President Bush. He has shown himself untrustworthy and no conservative. Running up insane deficits, launching a war on false pretenses, poor policy decisions . . . no. I didn't vote for him for those reasons.

Downloading music. Never done it. Artists should be paid for their efforts, if they want to be. If they want to share for free, that's their choice. Record companies are hives of weasels who take the lion's share of the profit from other people's work. Online distribution of music by the artist directly is the way to go.

The legal drinking age. I favor an "age of majority" wherein all adult rights and responsibilities begin. Call it 18 just because. Voting, drinking, military service, all that good stuff.

Porn. Generally harmless. Covered by the First Amendment. Leave it be, as long as those participating are of legal age and uncoerced.

Suicide. While I can envision some circumstances where it might be justifiable, for the most part suicide is the coward's way out. Stand up, stick out your chin, and yell "Come get some!!" Don't slink off to open your veins.
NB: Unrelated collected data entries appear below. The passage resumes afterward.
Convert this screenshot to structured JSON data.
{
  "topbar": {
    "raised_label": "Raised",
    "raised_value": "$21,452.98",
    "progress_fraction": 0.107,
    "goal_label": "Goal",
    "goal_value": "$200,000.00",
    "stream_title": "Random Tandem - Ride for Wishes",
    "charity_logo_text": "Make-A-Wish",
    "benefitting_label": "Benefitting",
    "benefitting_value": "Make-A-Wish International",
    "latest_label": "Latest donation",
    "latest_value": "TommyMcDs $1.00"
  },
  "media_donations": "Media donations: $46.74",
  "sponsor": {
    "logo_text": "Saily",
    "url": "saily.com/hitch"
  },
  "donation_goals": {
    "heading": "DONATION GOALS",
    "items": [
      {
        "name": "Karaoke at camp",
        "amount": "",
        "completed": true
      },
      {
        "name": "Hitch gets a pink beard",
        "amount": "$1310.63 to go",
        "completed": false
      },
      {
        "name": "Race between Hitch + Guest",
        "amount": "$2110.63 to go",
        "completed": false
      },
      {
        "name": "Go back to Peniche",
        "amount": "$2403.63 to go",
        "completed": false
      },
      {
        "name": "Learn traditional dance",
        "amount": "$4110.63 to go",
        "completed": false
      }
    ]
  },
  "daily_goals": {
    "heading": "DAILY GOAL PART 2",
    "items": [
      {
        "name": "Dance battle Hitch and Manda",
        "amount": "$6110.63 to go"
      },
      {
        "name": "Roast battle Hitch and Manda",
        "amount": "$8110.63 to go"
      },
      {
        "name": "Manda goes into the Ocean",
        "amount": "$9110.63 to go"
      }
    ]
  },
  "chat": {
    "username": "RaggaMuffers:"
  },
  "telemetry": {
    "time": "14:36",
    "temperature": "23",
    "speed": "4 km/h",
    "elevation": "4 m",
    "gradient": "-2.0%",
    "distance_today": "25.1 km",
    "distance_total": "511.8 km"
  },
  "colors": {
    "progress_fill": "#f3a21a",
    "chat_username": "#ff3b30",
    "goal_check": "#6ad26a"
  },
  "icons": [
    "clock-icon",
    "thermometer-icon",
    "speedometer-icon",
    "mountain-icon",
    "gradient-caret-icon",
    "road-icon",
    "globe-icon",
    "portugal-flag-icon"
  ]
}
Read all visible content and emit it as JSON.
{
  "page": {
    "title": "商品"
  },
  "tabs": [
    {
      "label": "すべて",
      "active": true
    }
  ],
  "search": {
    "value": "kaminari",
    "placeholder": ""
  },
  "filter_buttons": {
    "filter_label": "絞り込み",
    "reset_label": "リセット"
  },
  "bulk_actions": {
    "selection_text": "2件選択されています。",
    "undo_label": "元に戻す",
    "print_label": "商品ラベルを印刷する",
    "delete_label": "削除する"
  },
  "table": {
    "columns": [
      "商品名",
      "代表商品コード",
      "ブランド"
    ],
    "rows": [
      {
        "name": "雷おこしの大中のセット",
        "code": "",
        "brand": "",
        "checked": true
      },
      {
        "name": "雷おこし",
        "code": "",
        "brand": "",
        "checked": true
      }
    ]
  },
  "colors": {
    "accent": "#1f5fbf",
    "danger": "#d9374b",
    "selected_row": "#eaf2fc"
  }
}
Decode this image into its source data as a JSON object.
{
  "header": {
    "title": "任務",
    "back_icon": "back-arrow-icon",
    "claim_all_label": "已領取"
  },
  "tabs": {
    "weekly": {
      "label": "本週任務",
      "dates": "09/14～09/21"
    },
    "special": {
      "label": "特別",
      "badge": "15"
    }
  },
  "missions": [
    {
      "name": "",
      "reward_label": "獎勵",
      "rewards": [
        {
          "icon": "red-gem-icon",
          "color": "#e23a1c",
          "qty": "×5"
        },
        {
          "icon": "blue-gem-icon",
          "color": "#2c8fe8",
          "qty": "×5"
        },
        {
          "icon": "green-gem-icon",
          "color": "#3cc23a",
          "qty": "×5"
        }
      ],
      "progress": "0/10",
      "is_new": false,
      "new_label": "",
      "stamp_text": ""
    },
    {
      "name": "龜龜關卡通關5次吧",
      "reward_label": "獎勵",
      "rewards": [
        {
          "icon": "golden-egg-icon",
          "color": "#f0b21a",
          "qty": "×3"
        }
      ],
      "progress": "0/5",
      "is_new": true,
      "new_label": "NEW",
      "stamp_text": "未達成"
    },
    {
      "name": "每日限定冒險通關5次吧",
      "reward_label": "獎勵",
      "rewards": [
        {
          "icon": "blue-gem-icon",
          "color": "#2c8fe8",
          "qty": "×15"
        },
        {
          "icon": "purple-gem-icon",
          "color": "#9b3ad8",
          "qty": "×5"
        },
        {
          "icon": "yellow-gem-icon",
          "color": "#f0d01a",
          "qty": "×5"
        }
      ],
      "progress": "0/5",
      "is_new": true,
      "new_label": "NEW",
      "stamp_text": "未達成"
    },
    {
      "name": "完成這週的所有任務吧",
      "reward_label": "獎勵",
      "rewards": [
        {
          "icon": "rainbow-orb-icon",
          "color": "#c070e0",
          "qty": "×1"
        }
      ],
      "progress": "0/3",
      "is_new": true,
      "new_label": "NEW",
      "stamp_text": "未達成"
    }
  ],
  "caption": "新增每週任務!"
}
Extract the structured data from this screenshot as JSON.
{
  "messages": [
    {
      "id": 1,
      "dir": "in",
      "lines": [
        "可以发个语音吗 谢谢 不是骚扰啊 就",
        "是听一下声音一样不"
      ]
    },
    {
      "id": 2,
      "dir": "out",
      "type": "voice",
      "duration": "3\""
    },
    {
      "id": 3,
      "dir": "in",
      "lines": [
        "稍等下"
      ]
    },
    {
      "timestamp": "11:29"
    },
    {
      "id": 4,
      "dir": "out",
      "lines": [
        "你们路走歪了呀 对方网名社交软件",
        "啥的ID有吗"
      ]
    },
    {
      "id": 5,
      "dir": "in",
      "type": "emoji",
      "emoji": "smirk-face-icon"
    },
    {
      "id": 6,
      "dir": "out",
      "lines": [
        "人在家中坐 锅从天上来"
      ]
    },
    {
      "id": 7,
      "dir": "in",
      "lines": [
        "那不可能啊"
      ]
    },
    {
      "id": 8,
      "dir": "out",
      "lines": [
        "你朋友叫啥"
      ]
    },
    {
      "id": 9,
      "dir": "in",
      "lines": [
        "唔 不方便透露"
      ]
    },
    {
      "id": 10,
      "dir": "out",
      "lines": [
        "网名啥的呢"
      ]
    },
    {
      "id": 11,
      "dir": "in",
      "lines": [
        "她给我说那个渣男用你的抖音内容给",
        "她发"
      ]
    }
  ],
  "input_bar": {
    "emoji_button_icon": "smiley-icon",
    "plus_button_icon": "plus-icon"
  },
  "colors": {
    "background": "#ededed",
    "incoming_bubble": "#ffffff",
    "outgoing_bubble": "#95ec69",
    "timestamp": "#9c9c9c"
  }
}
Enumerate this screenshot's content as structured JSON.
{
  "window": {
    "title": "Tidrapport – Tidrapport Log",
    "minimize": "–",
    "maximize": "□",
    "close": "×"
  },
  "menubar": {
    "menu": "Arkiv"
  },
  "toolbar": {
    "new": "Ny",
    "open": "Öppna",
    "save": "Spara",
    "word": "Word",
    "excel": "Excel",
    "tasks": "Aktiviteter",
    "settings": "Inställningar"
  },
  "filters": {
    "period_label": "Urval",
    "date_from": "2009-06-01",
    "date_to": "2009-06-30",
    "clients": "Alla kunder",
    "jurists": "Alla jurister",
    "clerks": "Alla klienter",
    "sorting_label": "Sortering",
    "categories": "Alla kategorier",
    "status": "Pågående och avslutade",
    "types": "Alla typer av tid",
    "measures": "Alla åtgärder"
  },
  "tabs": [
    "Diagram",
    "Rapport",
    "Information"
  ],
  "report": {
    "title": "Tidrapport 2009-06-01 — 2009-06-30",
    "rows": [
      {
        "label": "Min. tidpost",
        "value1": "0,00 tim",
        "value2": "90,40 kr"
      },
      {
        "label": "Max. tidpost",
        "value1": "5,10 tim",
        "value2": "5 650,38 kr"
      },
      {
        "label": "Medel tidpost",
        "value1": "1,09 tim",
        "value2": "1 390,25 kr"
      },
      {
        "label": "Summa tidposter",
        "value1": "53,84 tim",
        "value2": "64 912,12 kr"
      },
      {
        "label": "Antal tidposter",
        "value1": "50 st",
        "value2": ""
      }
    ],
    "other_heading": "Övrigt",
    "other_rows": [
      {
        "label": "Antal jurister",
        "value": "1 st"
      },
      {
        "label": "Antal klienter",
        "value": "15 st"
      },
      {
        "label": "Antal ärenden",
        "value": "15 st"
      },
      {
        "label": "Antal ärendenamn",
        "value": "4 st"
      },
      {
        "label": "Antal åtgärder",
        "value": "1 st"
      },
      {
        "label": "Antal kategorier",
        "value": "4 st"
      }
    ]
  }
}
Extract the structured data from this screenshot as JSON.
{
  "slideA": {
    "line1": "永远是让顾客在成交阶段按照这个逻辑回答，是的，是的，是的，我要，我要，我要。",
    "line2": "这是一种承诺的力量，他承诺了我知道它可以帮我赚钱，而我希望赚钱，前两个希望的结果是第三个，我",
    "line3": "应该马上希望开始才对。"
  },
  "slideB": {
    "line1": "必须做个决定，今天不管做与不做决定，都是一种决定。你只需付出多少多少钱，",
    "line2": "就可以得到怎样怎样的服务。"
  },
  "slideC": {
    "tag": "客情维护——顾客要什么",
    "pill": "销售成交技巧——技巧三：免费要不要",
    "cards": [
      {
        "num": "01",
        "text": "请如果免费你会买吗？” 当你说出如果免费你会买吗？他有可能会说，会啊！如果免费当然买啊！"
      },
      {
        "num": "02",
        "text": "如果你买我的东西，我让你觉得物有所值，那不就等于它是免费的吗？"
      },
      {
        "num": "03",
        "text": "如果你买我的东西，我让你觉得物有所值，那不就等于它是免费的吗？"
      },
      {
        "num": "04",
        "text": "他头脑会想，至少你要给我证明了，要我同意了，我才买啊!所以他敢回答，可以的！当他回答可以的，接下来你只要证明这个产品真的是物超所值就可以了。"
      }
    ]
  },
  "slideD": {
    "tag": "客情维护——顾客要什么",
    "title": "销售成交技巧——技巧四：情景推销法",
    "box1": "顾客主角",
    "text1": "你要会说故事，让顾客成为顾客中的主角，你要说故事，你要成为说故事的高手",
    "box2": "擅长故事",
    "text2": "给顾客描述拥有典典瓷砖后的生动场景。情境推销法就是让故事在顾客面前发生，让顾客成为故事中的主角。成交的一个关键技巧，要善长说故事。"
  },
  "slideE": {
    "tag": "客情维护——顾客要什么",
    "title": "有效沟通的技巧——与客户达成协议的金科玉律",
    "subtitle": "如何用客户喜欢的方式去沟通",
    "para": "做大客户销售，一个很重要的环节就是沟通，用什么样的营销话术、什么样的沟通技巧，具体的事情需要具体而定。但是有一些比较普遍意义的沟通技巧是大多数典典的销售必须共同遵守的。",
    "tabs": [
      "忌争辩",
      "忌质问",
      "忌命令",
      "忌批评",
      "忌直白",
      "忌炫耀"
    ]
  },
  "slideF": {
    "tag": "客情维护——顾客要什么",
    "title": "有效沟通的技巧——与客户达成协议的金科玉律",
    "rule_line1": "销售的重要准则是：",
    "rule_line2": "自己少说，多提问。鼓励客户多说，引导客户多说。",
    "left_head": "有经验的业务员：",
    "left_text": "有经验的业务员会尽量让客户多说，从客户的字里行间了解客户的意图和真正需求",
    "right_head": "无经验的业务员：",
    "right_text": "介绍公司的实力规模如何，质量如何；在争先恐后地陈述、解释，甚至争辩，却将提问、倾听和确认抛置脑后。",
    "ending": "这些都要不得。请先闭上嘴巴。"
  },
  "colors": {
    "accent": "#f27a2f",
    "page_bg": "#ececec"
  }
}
Thursday, February 24, 2005

Launch Point

So I've been avoiding the blog world, figuring that I was already wasting enough time online. Plus, I have a bloggish thread at Wordforge in the Blue Room forum. Why make a redundant blog?

The Blue Room thread is biographical. I post about stuff that's happening to me. I want this one to be more about my observations of the world.

It's thanks to my online friend Generik that I do this. I've been reading his blog, and the one he originally started on, for some time. I've been profoundly disturbed by what I've seen there.

See, he's a "liberal." Lives out in San Francisco, espouses "liberal" views, seems immune to moderation. More than a little scary. Here, read for yourself. The Generik Brand

Me, I'm "conservative" with a strong libertarian bent. I didn't vote for Bush, tho, since he's shown himself to be no real conservative.

Aside - that's why I put "liberal" and "conservative" in quote marks . . . both terms have been bled of meaning by mis-use. I probably won't use them much in the course of things. Be that as it may.

Anyway. My experience with the blog world (or blogosphere, if you prefer) is limited. This is my entry to it. You, dear reader, if you're there at all, will have to exercise patience as I Figure This Shit Out. So to get back to the point, Gen's blog troubles me just for the sheer vitriol of it. The anger and hate going on there are frightening. And it's made worse by his apparent inability to see that aspect of his own musings. Makes me wonder how wacky other blogs might be,

Hence, the balance point. The center which must hold. The fulcrum over which the fringes sway.

Not too grandiose, eh? ^_^

I'll explore the middle here. Find the Truth of things, with any luck, or at least an approximation. As we all should know, the truth is a three-edged sword . . . your truth, my truth, and the real truth, which lies somewhere in between. At the fulcrum.